From the Byzantine mosaics of the Palatine Chapel to the purple-red domes emblematic of Islamic art in the Church of San Giovanni degli Eremiti; from the luxuriant baroque of the 17th-century churches to the more sober plaster cherubs by Giacomo Serpotta; from the magnificent lions and cheetahs depicted in the majolica floors where the waltz of Visconti’s The Leopard was danced to the geometric motifs of the endless terraces of the palaces overlooking the sea; from the strange statues of dwarves, heroes and demigods, who disguise mysterious alchemical symbols in Villa Palagonia, Valguarnera and Palazzo Butera in Bagheria to the neo-Gothic decorations by Ernesto Basile in the interiors of Palazzo Alliata, the riches are unquantifiable.

Palermo was also one of the greatest capitals of the social and cultural life during the Belle Époque.
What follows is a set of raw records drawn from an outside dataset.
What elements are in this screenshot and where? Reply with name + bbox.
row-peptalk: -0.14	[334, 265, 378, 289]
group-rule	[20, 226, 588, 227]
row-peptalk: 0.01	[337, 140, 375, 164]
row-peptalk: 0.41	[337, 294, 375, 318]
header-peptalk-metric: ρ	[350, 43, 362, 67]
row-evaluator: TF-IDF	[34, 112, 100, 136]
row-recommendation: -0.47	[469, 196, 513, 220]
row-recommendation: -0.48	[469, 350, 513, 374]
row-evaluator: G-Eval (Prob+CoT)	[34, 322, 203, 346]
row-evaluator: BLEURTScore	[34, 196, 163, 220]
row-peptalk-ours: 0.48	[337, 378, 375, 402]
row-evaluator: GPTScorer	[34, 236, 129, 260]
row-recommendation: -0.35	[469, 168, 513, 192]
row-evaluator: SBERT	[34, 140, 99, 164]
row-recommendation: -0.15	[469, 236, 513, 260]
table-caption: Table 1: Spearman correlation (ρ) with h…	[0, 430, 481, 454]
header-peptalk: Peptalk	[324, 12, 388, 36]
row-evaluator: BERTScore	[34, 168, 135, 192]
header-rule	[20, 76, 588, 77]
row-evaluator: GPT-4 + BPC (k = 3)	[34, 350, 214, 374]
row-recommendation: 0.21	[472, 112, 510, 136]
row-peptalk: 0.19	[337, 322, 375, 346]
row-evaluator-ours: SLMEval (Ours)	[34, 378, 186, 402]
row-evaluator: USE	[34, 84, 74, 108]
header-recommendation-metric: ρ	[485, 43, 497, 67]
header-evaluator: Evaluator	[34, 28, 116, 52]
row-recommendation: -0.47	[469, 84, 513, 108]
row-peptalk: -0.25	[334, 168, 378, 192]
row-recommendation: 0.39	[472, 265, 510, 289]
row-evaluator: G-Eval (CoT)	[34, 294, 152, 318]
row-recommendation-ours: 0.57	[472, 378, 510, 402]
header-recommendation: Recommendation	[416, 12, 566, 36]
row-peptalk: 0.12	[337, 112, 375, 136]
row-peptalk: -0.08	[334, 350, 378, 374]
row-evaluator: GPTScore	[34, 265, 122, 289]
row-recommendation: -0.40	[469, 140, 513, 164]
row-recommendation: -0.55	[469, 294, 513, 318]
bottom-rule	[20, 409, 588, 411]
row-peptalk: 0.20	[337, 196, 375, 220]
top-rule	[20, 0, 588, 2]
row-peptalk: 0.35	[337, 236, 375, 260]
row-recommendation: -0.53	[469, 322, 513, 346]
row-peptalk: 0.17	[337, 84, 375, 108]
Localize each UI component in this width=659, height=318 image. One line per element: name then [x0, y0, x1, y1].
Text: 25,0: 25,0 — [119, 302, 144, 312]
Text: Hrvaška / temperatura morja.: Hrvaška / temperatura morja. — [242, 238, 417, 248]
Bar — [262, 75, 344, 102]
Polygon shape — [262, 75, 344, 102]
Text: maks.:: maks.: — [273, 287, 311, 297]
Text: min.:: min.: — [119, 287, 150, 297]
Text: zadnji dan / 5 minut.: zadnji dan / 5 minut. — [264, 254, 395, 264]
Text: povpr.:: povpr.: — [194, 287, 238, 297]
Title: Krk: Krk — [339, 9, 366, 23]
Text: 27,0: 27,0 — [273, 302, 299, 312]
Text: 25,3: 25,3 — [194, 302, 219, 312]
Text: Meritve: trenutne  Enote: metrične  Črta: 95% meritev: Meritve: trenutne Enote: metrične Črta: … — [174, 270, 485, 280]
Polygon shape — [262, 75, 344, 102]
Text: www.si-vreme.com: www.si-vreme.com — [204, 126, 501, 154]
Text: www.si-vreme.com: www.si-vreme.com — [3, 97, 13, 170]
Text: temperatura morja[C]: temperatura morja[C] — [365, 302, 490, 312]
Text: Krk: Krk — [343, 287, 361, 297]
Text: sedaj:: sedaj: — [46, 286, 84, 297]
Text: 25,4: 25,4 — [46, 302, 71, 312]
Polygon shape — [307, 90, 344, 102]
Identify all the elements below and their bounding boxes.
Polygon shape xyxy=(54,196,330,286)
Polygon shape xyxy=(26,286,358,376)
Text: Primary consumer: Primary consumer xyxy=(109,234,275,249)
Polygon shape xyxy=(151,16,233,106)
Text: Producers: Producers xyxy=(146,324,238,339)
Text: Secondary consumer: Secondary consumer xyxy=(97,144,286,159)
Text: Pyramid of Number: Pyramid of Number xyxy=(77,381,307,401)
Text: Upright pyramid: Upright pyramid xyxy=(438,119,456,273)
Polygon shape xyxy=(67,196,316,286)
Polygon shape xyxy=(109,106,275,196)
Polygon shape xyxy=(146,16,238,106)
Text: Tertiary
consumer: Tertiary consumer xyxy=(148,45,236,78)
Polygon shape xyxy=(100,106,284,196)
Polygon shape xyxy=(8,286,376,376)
It boasted industrial dynasties such as the Florios and the Whitakers, patrons who bequeathed to the island architectural masterpieces and entire collections of art such as the art nouveau classic Villa Igiea and Villa Malfitano. After the second world war, Palazzo Abatellis, underwent a magnificent restoration by Carlo Scarpa, elevating the museum where you can find one of Antonello da Messina’s masterpieces, L’Annunciata, to a cutting-edge gallery.
The most beautiful feature of the Sicilian “art de vivre,” wonderfully praised by Fulco di Verdura in Estati felici, is that extravagant eccentricity that makes any person, place and episode extremely fun and absolutely irresistible.The city that has always adapted to colonizing civilizations while maintaining its very strong identity embodies that famous phrase from the novel The Leopard:

“If we want everything to remain as it is, everything must change.”

Travel Tips

Where to Stay

Grand Hotel et Des Palmes, this perpetual classic is in the city center with Liberty-style interiors and frescoes by Ernesto Basile. Its new restaurant will be run by the well-known Sicilian chef Filippo La Mantia or at Villa Igiea newly restored by Paolo Moschino and Philip Vergeylen for Roccoforte Hotels. It is a magnificent Liberty-style building right on the sea.

Where to Eat

Sobremesa for its exquisite sea food at the heart of Palermo or at Corona Trattoria, where delicious fish is prepared with family savoir faire. Bisso Bistrot, this former bookshop is now run by a historical family of restaurateurs Ciccio in Pentola. Found in front of Santa Maria dello Spasmo, in the historical Kalsa neighborhood.

What to Shop

Mercato del Capo, the most authentic, the less touristic market. Vito Torretta, typical Sicilian coffee and artisanal baskets. The Sunday Flea Market at Piazza Marina.

What to See

The newly restored Palazzo Butera with the Valsacchi Collection. The superb Tiles Museum, Stanze del Genio. Palazzina Cinese, the former Royal residence, a chinoiserie gem. Fondazione Whitaker, a magnificent example of Belle Époque architecture and design.